We propose an algorithm to sample from composite log-concave distributions over $\mathbb{R}^d$, i.e., densities of the form $π\propto e^{-f-g}$, assuming access to gradient evaluations of $f$ and a restricted Gaussian oracle (RGO) for $g$. The latter requirement means that we can easily sample from the density $\text{RGO}_{g,h,y}(x) \propto \exp(-g(x) -\frac{1}{2h}||y-x||^2)$, which is the sampling analogue of the proximal operator for $g$. If $f + g$ is $α$-strongly convex and $f$ is $β$-smooth, our sampler achieves $\varepsilon$ error in total variation distance in $\widetilde{\mathcal O}(κ\sqrt d \log^4(1/\varepsilon))$ iterations where $κ:= β/α$, which matches prior state-of-the-art results for the case $g=0$. We further extend our results to cases where (1) $π$ is non-log-concave but satisfies a Poincaré or log-Sobolev inequality, and (2) $f$ is non-smooth but Lipschitz.

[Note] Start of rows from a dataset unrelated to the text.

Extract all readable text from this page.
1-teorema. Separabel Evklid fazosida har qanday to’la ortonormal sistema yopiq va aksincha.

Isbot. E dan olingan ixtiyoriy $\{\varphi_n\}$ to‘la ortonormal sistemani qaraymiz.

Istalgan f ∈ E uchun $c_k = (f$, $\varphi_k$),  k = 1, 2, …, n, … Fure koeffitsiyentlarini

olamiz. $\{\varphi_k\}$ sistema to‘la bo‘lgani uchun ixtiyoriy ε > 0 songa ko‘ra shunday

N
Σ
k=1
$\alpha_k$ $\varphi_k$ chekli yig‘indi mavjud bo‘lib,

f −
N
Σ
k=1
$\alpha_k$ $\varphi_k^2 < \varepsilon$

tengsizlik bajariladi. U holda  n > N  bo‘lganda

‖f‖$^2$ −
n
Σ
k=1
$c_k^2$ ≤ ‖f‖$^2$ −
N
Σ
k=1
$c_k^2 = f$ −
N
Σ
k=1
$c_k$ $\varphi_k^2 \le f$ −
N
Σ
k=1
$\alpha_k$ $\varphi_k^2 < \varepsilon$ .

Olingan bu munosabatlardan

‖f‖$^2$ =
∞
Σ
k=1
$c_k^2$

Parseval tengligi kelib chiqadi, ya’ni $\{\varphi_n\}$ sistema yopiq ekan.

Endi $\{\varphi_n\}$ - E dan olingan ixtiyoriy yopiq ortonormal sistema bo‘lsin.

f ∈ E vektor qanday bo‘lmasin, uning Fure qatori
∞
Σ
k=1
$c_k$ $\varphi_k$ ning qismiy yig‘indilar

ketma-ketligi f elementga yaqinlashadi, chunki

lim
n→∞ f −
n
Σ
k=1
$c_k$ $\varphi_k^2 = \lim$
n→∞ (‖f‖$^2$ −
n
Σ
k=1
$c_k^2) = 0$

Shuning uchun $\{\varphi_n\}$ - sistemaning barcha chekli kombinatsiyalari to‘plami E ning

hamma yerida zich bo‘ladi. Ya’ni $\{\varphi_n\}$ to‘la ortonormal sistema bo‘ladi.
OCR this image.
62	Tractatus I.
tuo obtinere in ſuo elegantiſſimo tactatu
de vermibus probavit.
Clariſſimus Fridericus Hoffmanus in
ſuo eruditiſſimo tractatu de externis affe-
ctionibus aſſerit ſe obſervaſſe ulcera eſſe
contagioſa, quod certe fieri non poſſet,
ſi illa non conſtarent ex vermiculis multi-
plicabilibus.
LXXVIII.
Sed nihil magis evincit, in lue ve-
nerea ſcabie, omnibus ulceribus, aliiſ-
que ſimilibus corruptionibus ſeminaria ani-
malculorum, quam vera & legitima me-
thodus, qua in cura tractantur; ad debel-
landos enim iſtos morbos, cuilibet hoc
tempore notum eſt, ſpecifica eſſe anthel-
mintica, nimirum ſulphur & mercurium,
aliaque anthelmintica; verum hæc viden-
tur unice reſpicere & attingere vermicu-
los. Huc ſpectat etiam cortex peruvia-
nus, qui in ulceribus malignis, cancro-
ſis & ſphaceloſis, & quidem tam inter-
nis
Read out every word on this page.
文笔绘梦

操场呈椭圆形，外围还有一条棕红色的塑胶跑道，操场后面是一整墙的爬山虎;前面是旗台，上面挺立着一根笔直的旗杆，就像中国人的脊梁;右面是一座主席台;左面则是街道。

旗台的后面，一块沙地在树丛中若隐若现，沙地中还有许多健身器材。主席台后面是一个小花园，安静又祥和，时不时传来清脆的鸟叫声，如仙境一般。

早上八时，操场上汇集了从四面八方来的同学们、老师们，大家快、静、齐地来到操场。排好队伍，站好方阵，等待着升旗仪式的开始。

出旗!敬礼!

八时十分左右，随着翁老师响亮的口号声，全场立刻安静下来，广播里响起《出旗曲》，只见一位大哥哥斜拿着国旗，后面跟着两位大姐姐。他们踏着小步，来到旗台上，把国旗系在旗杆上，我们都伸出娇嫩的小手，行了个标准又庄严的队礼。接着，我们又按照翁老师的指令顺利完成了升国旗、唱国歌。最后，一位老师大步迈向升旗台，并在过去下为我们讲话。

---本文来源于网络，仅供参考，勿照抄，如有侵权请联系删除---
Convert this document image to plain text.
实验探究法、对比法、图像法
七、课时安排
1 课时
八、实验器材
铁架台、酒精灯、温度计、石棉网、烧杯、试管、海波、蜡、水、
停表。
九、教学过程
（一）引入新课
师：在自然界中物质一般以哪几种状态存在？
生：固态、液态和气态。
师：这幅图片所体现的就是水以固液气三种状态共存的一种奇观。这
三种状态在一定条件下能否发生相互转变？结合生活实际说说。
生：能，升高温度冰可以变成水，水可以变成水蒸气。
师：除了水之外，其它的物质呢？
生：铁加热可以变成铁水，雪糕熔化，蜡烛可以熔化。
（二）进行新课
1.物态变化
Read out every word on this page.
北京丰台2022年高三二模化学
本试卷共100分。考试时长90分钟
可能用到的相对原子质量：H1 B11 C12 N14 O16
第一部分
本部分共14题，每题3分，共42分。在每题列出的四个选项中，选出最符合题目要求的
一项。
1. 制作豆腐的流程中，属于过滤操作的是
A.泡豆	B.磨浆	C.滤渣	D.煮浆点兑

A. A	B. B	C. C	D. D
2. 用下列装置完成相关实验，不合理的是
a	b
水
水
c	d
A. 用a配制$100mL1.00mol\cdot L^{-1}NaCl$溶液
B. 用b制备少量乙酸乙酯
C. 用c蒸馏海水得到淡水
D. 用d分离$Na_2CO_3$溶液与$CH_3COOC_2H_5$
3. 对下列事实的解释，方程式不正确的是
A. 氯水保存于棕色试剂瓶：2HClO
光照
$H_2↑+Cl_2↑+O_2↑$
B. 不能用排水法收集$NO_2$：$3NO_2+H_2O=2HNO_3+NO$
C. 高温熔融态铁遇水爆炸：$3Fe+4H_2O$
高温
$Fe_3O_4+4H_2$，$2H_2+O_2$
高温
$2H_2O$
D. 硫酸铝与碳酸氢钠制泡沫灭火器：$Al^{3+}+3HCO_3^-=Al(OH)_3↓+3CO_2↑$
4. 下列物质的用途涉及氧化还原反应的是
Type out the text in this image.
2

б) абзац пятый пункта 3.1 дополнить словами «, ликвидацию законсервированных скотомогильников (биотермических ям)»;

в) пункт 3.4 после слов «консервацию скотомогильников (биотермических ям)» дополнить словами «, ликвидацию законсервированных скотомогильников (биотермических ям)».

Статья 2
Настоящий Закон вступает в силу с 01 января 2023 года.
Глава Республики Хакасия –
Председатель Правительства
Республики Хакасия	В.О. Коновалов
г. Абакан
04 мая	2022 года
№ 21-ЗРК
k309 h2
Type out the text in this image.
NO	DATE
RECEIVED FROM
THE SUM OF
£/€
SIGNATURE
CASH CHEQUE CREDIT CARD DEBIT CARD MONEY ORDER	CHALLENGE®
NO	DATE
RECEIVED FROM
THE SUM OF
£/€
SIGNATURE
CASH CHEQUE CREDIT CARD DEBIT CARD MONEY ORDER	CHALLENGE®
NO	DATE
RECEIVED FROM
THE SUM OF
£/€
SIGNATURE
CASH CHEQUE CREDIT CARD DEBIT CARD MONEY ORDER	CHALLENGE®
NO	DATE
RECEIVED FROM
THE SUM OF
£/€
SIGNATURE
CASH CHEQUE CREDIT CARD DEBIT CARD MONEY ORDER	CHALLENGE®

翻译：我们提出一种算法，用于从 $\mathbb{R}^d$ 上的复合对数凹分布中采样，即密度形式为 $π\propto e^{-f-g}$，假设可获取 $f$ 的梯度评估以及 $g$ 的受限高斯预言机（RGO）。后者要求我们能轻松从密度 $\text{RGO}_{g,h,y}(x) \propto \exp(-g(x) -\frac{1}{2h}||y-x||^2)$ 中采样，该密度对应于 $g$ 的邻近算子的采样类比。若 $f + g$ 为 $α$-强凸且 $f$ 为 $β$-光滑，本采样器在 $\widetilde{\mathcal O}(κ\sqrt d \log^4(1/\varepsilon))$ 次迭代内实现总变差距离上的 $\varepsilon$ 误差，其中 $κ:= β/α$，与 $g=0$ 情形下先前最先进结果相匹配。我们进一步将结果推广至以下情形：(1) $π$ 非对数凹但满足庞加莱或对数索伯列夫不等式；(2) $f$ 非光滑但满足利普希茨条件。